El capitán Aseth se giró hacia su compañía.

—Omarsh, Yerry, Sarpi: quedaos aquí y vigilad los alrededores. Los demás, venid conmigo.

Dimos la vuelta a la torre, prudentes, pero no vimos nada sospechoso. Pese a su amplitud, la torre sólo tenía una entrada con una puerta cubierta de liquen. En lo alto, se veían aspilleras y canecillos rotos.

—Wujiri, Galgarrios, Shaedra —dijo de pronto el capitán—: por la izquierda. Makatos, Narsia, Laya, por la derecha.

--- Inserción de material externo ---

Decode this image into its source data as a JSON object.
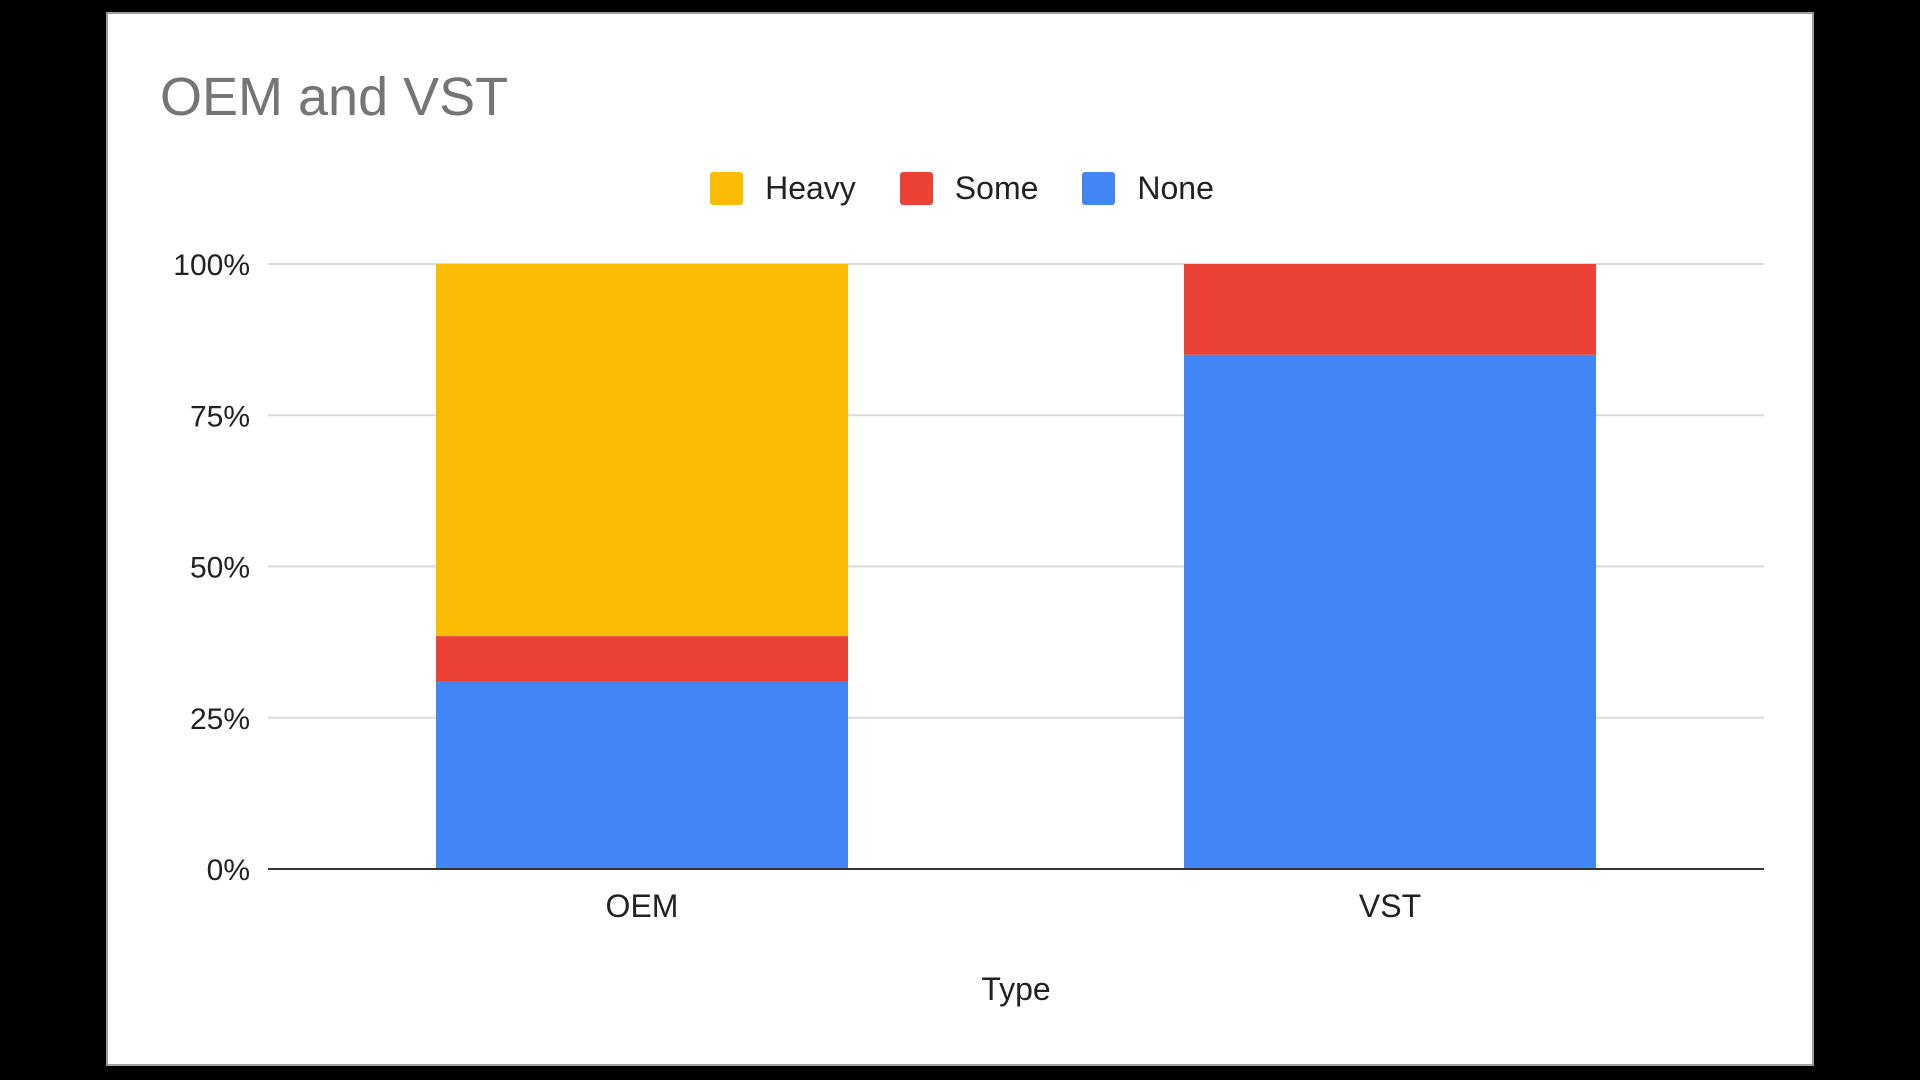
{
  "chart_data": {
    "type": "bar",
    "stacked": "percent",
    "title": "OEM and VST",
    "xlabel": "Type",
    "ylabel": "",
    "categories": [
      "OEM",
      "VST"
    ],
    "series": [
      {
        "name": "None",
        "color": "#4285f4",
        "values": [
          31,
          85
        ]
      },
      {
        "name": "Some",
        "color": "#ea4335",
        "values": [
          7.5,
          15
        ]
      },
      {
        "name": "Heavy",
        "color": "#fbbc04",
        "values": [
          61.5,
          0
        ]
      }
    ],
    "legend_order": [
      "Heavy",
      "Some",
      "None"
    ],
    "legend_position": "top",
    "ylim": [
      0,
      100
    ],
    "yticks": [
      "0%",
      "25%",
      "50%",
      "75%",
      "100%"
    ],
    "grid": true
  }
}
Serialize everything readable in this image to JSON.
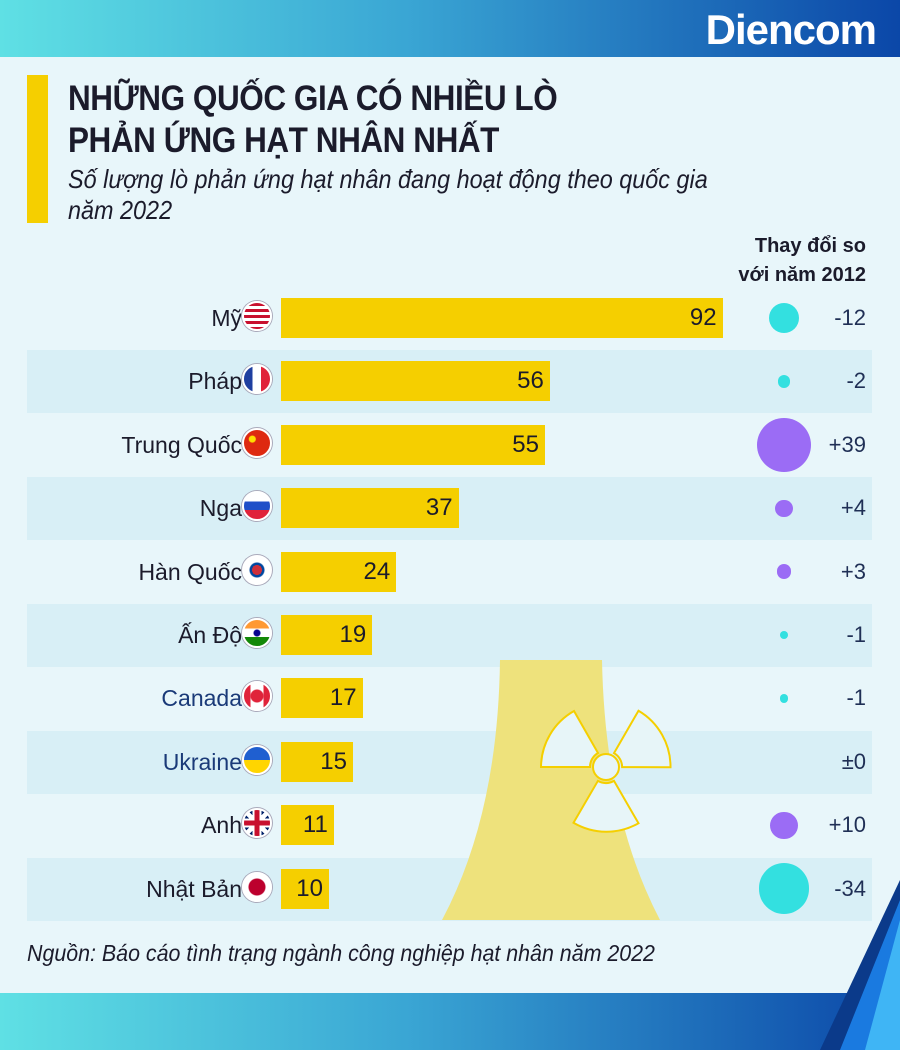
{
  "brand": "Diencom",
  "colors": {
    "bar": "#f5cf00",
    "increase": "#9b6cf5",
    "decrease": "#33e0e0"
  },
  "chart_data": {
    "type": "bar",
    "orientation": "horizontal",
    "title": "NHỮNG QUỐC GIA CÓ NHIỀU LÒ PHẢN ỨNG HẠT NHÂN NHẤT",
    "title_lines": [
      "NHỮNG QUỐC GIA CÓ NHIỀU LÒ",
      "PHẢN ỨNG HẠT NHÂN NHẤT"
    ],
    "subtitle_lines": [
      "Số lượng lò phản ứng hạt nhân đang hoạt động theo quốc gia",
      "năm 2022"
    ],
    "change_header_lines": [
      "Thay đổi so",
      "với năm 2012"
    ],
    "categories": [
      "Mỹ",
      "Pháp",
      "Trung Quốc",
      "Nga",
      "Hàn Quốc",
      "Ấn Độ",
      "Canada",
      "Ukraine",
      "Anh",
      "Nhật Bản"
    ],
    "flags": [
      "us",
      "fr",
      "cn",
      "ru",
      "kr",
      "in",
      "ca",
      "ua",
      "gb",
      "jp"
    ],
    "values": [
      92,
      56,
      55,
      37,
      24,
      19,
      17,
      15,
      11,
      10
    ],
    "change_values": [
      -12,
      -2,
      39,
      4,
      3,
      -1,
      -1,
      0,
      10,
      -34
    ],
    "change_labels": [
      "-12",
      "-2",
      "+39",
      "+4",
      "+3",
      "-1",
      "-1",
      "±0",
      "+10",
      "-34"
    ],
    "source": "Nguồn: Báo cáo tình trạng ngành công nghiệp hạt nhân năm 2022"
  }
}
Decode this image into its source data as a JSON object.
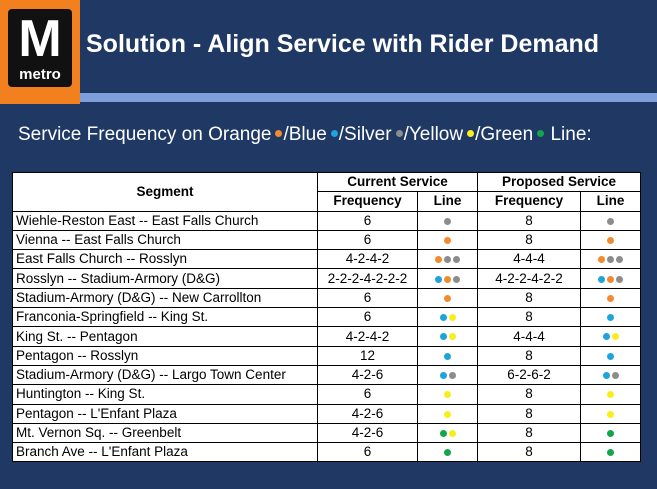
{
  "header": {
    "logo_text": "M",
    "logo_word": "metro",
    "title": "Solution - Align Service with Rider Demand"
  },
  "subtitle": {
    "parts": [
      {
        "text": "Service Frequency on Orange",
        "dot": "orange"
      },
      {
        "text": "/Blue",
        "dot": "blue"
      },
      {
        "text": "/Silver",
        "dot": "silver"
      },
      {
        "text": "/Yellow",
        "dot": "yellow"
      },
      {
        "text": "/Green",
        "dot": "green"
      },
      {
        "text": " Line:",
        "dot": null
      }
    ]
  },
  "colors": {
    "orange": "#f28b30",
    "blue": "#1fa3dd",
    "silver": "#8c8c8c",
    "yellow": "#f7ee1b",
    "green": "#12a64a",
    "background": "#1f3864",
    "stripe": "#7f9fda",
    "logo": "#f3801f"
  },
  "table": {
    "headers": {
      "segment": "Segment",
      "current": "Current Service",
      "proposed": "Proposed Service",
      "frequency": "Frequency",
      "line": "Line"
    },
    "rows": [
      {
        "segment": "Wiehle-Reston East -- East Falls Church",
        "cur_freq": "6",
        "cur_lines": [
          "silver"
        ],
        "prop_freq": "8",
        "prop_lines": [
          "silver"
        ]
      },
      {
        "segment": "Vienna -- East Falls Church",
        "cur_freq": "6",
        "cur_lines": [
          "orange"
        ],
        "prop_freq": "8",
        "prop_lines": [
          "orange"
        ]
      },
      {
        "segment": "East Falls Church -- Rosslyn",
        "cur_freq": "4-2-4-2",
        "cur_lines": [
          "orange",
          "silver",
          "silver"
        ],
        "prop_freq": "4-4-4",
        "prop_lines": [
          "orange",
          "silver",
          "silver"
        ]
      },
      {
        "segment": "Rosslyn -- Stadium-Armory (D&G)",
        "cur_freq": "2-2-2-4-2-2-2",
        "cur_lines": [
          "blue",
          "orange",
          "silver"
        ],
        "prop_freq": "4-2-2-4-2-2",
        "prop_lines": [
          "blue",
          "orange",
          "silver"
        ]
      },
      {
        "segment": "Stadium-Armory (D&G) -- New Carrollton",
        "cur_freq": "6",
        "cur_lines": [
          "orange"
        ],
        "prop_freq": "8",
        "prop_lines": [
          "orange"
        ]
      },
      {
        "segment": "Franconia-Springfield -- King St.",
        "cur_freq": "6",
        "cur_lines": [
          "blue",
          "yellow"
        ],
        "prop_freq": "8",
        "prop_lines": [
          "blue"
        ]
      },
      {
        "segment": "King St. -- Pentagon",
        "cur_freq": "4-2-4-2",
        "cur_lines": [
          "blue",
          "yellow"
        ],
        "prop_freq": "4-4-4",
        "prop_lines": [
          "blue",
          "yellow"
        ]
      },
      {
        "segment": "Pentagon -- Rosslyn",
        "cur_freq": "12",
        "cur_lines": [
          "blue"
        ],
        "prop_freq": "8",
        "prop_lines": [
          "blue"
        ]
      },
      {
        "segment": "Stadium-Armory (D&G) -- Largo Town Center",
        "cur_freq": "4-2-6",
        "cur_lines": [
          "blue",
          "silver"
        ],
        "prop_freq": "6-2-6-2",
        "prop_lines": [
          "blue",
          "silver"
        ]
      },
      {
        "segment": "Huntington -- King St.",
        "cur_freq": "6",
        "cur_lines": [
          "yellow"
        ],
        "prop_freq": "8",
        "prop_lines": [
          "yellow"
        ]
      },
      {
        "segment": "Pentagon -- L'Enfant Plaza",
        "cur_freq": "4-2-6",
        "cur_lines": [
          "yellow"
        ],
        "prop_freq": "8",
        "prop_lines": [
          "yellow"
        ]
      },
      {
        "segment": "Mt. Vernon Sq. -- Greenbelt",
        "cur_freq": "4-2-6",
        "cur_lines": [
          "green",
          "yellow"
        ],
        "prop_freq": "8",
        "prop_lines": [
          "green"
        ]
      },
      {
        "segment": "Branch Ave -- L'Enfant Plaza",
        "cur_freq": "6",
        "cur_lines": [
          "green"
        ],
        "prop_freq": "8",
        "prop_lines": [
          "green"
        ]
      }
    ]
  }
}
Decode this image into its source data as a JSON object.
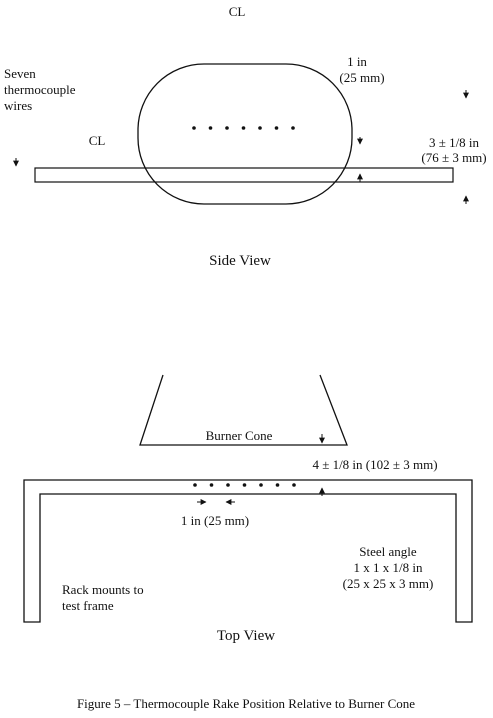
{
  "side_view": {
    "centerline_top": "CL",
    "centerline_mid": "CL",
    "wires_label_line1": "Seven",
    "wires_label_line2": "thermocouple",
    "wires_label_line3": "wires",
    "spacing_line1": "1 in",
    "spacing_line2": "(25 mm)",
    "height_line1": "3 ± 1/8 in",
    "height_line2": "(76 ± 3 mm)",
    "title": "Side View"
  },
  "top_view": {
    "burner_label": "Burner Cone",
    "distance_label": "4 ± 1/8 in (102 ± 3 mm)",
    "spacing_label": "1 in (25 mm)",
    "steel_line1": "Steel angle",
    "steel_line2": "1 x 1 x 1/8 in",
    "steel_line3": "(25 x 25 x 3 mm)",
    "rack_line1": "Rack mounts to",
    "rack_line2": "test frame",
    "title": "Top View"
  },
  "caption": "Figure 5 – Thermocouple Rake Position Relative to Burner Cone",
  "thermocouple_count": 7
}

Desenvainamos nuestras espadas y nos separamos. Avanzamos formando un amplio semicírculo hacia la torre. Cuanto más nos acercábamos, más tenía la impresión de que la energía en el aire se compactaba. Llegó al fin Ew Skalpaï hasta la puerta y la empujó con brusquedad. Esta se resistió y él empujó con más ímpetu hasta que la puerta chirriase contra la piedra. Con la espada en mano, avanzó un paso. Y se detuvo en seco cuando oímos de pronto salir del interior un rugido infernal.

—¿Qué ha sido eso…? —preguntó Laya con un grito ahogado.

Paralizada de espanto, vi cómo un enorme brazo negro con garras surgía del batiente abierto y empujaba brutalmente al cazavampiros antes de desaparecer.

—¡Ew Skalpaï! —exclamó el capitán precipitándose hacia él para sostenerlo.

Sin embargo, antes de que llegase a él, Ew Skalpaï ya se había recobrado. No le dedicó ni una mirada al capitán: blandió su espada y se impulsó hacia adelante, cruzando el umbral con los ojos brillantes de locura.